I have been thinking that the most likely motivation to hurry a Weasely study would be to cover the tushies of anyone who has been denying patients medical services by "proving" that there is no XMRV in England :innocent1:

I can see no other rational explanation for running with scissors!

What am I saying! "Rational"? Silly me!
 
G

George

Guest
Sorry Worn out

Not sure if this is the right place to post this but does anyone have info on this lab offering XMRV Testing Clongen lab

http://clongen.com/XMRV_PCR_Testing.php

I googled em and came up empty. I thought I'd try some of the names next. (just got through licking my plate er. . . having dinner) They came out of the blue.

A valid test would explain some of the confidence and the fact that they are kicking up the commercial aspects of this really fast. I didn't expect to see this kinda of thing till middle of March maybe later.

It's pure speculation of course and we will just have to wait and see.
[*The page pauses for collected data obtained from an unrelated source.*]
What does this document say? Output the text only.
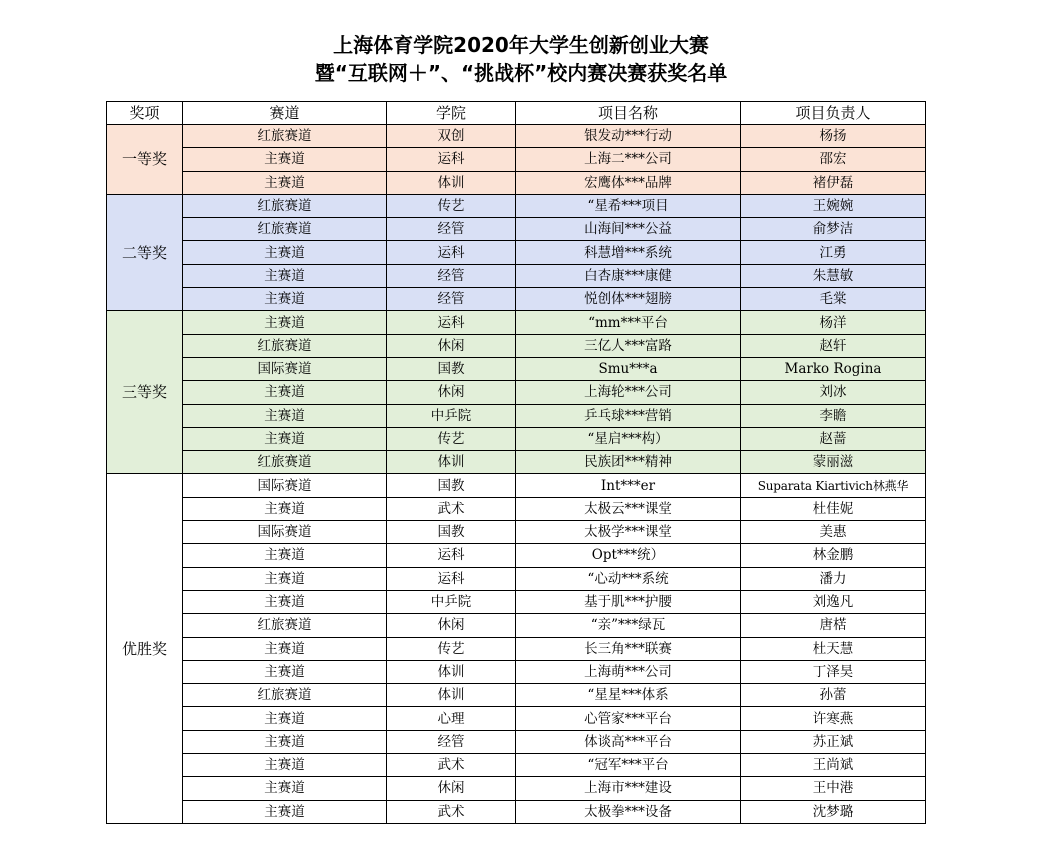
上海体育学院2020年大学生创新创业大赛
暨“互联网＋”、“挑战杯”校内赛决赛获奖名单
奖项	赛道	学院	项目名称	项目负责人
一等奖	红旅赛道	双创	银发动***行动	杨扬
	主赛道	运科	上海二***公司	邵宏
	主赛道	体训	宏鹰体***品牌	褚伊磊
二等奖	红旅赛道	传艺	“星希***项目	王婉婉
	红旅赛道	经管	山海间***公益	俞梦洁
	主赛道	运科	科慧增***系统	江勇
	主赛道	经管	白杏康***康健	朱慧敏
	主赛道	经管	悦创体***翅膀	毛棠
三等奖	主赛道	运科	“mm***平台	杨洋
	红旅赛道	休闲	三亿人***富路	赵轩
	国际赛道	国教	Smu***a	Marko Rogina
	主赛道	休闲	上海轮***公司	刘冰
	主赛道	中乒院	乒乓球***营销	李瞻
	主赛道	传艺	“星启***构）	赵蔷
	红旅赛道	体训	民族团***精神	蒙丽滋
优胜奖	国际赛道	国教	Int***er	Suparata Kiartivich林燕华
	主赛道	武术	太极云***课堂	杜佳妮
	国际赛道	国教	太极学***课堂	美惠
	主赛道	运科	Opt***统）	林金鹏
	主赛道	运科	“心动***系统	潘力
	主赛道	中乒院	基于肌***护腰	刘逸凡
	红旅赛道	休闲	“亲”***绿瓦	唐楛
	主赛道	传艺	长三角***联赛	杜天慧
	主赛道	体训	上海萌***公司	丁泽昊
	红旅赛道	体训	“星星***体系	孙蕾
	主赛道	心理	心管家***平台	许寒燕
	主赛道	经管	体谈高***平台	苏正斌
	主赛道	武术	“冠军***平台	王尚斌
	主赛道	休闲	上海市***建设	王中港
	主赛道	武术	太极拳***设备	沈梦璐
However, we do know that HHS blood group has been working to create a bonifide "valid" test for screening the blood bank. A culture test could work for now. (hmmmm) We also know that the HHS has been doing a bit of quite maneuvering. The creation of the task force and moving the CFS department out of Women's health were done with no press releases, very much on the QT.

I figured that the HHS would want all of the blood screened and a simple test available before they would be comfortable with any publicity. Can they have achieved that so quickly??